If we’re not leaving the house to go to work, is it possible we won’t need those 2.2 cars in the driveway to get us to and from? Does that translate into fewer mechanics and their expert hands? Fewer roads and those who build them? Less downtown office space and the hands that shape that steel? And what of gender equity in the workforce? Could computers be the great equalizers? When the economy calls for less tilling and hefting, less heavy lifting and hardened hands, will there be more room for women? Are we men ready? What will we do with our hands?
In Arthur Miller’s award-winning drama, Death of a Salesman, Willy Loman did one thing well: he built steps onto the house, and they lasted. When he ignored the fact that he should have been working with his hands, he became cursed. He tried to fake it, but by not doing what came naturally, he destroyed himself. He couldn’t produce. He couldn’t get his garden to grow, he had no successful sales calls, and he was left flailing for answers.
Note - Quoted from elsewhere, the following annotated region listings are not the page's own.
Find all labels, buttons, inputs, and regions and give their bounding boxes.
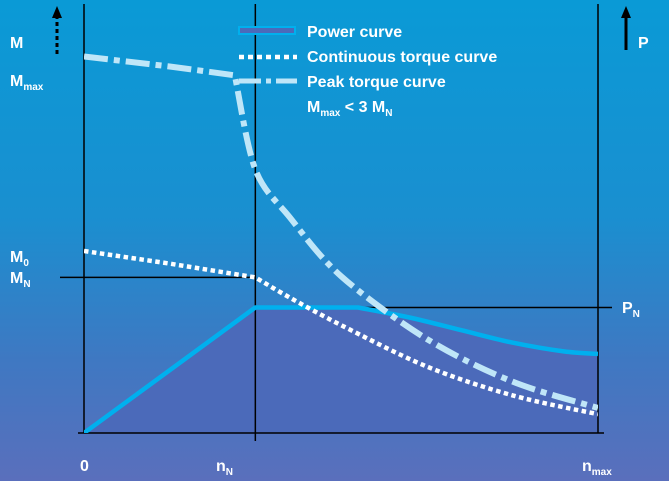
p-axis-arrow-icon — [621, 6, 631, 50]
p-axis-label: P — [638, 35, 649, 52]
m-axis-arrow-icon — [52, 6, 62, 54]
x-tick-n-max: nmax — [582, 458, 612, 478]
peak-torque-curve-line — [84, 53, 598, 411]
legend-swatch-power — [238, 26, 296, 35]
legend-entry-power: Power curve — [307, 24, 402, 41]
power-curve-line — [84, 305, 598, 433]
legend-note: Mmax < 3 MN — [307, 99, 392, 119]
legend-entry-peak: Peak torque curve — [307, 74, 446, 91]
m-0-tick-label: M0 — [10, 249, 29, 269]
legend-entry-continuous: Continuous torque curve — [307, 49, 497, 66]
legend: Power curve Continuous torque curve Peak… — [238, 24, 497, 119]
m-n-tick-label: MN — [10, 270, 31, 290]
m-axis-label: M — [10, 35, 23, 52]
p-n-tick-label: PN — [622, 300, 640, 320]
x-tick-0: 0 — [80, 458, 89, 475]
x-tick-n-n: nN — [216, 458, 233, 478]
m-max-tick-label: Mmax — [10, 73, 44, 93]
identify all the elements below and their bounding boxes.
The world changed, and he didn’t fit. So, he stepped out of it.
Our world is also changing rapidly. The pace will certainly quicken when the baby boom generation, which currently wields political might but has one foot planted in “how things used to be,” becomes displaced by the echo boom, their children, who have been reared in a world of information technology and cyberspace.
What will we do in the face of this change? Will we surrender like Willy Loman? Will we accept the change gracefully, welcoming talking computers and turning our backs on our hands and our handiwork? Or will we fight this thing tooth and nail? Maybe we’ll hold fast to the safety of what we know, and avoid too much computerized progress. An ever-present reminder of our unwillingness to welcome change is the QWERTY system on our keyboards. That’s the configuration of the typing keys for the left hand. The order of letters was made intentionally difficult because the human hand was too fast for the early typewriting mechanism, and the arms would get stuck. Now that the technology has caught up, we could make the configuration easier on the hands and more efficient, but it would require re-training. We have, so far, chosen not to pursue that growth.
I hope that we don’t fight computer advancements too stridently, for they appear to present some profound possibilities. However, I also hope that we don’t forget the beauty of the human hand – opposable thumb and all – and the wonders it can create. As the son of a cabinetmaker and carpenter, I’m woefully inept when it comes to working with my hands. I built a sandbox for my kids, and I can throw a circuit breaker switch, but that’s about the extent of my ability. This reality has given me supreme envy and admiration for those who can create and accomplish with their hands. From the mechanic to the musician, the sculptor to the surgeon, the field hand to the firefighter. We can’t allow ourselves to get too far removed from the tangible, the touchable. We need to keep things within our grasp.
What if this technology does get us moving too fast? What if we start spinning out of control and get to the point where we engage in practices because we can rather than because we should? What if we end up destroying what we have? It will be the capable ones, the handy ones, who have what it takes to bring us back, for a computer can’t create from nothing.
Pablo Picasso said computers aren’t good for anything; they only give you answers. And here I am left with all these questions, trembling, and feeling like I can’t hold on.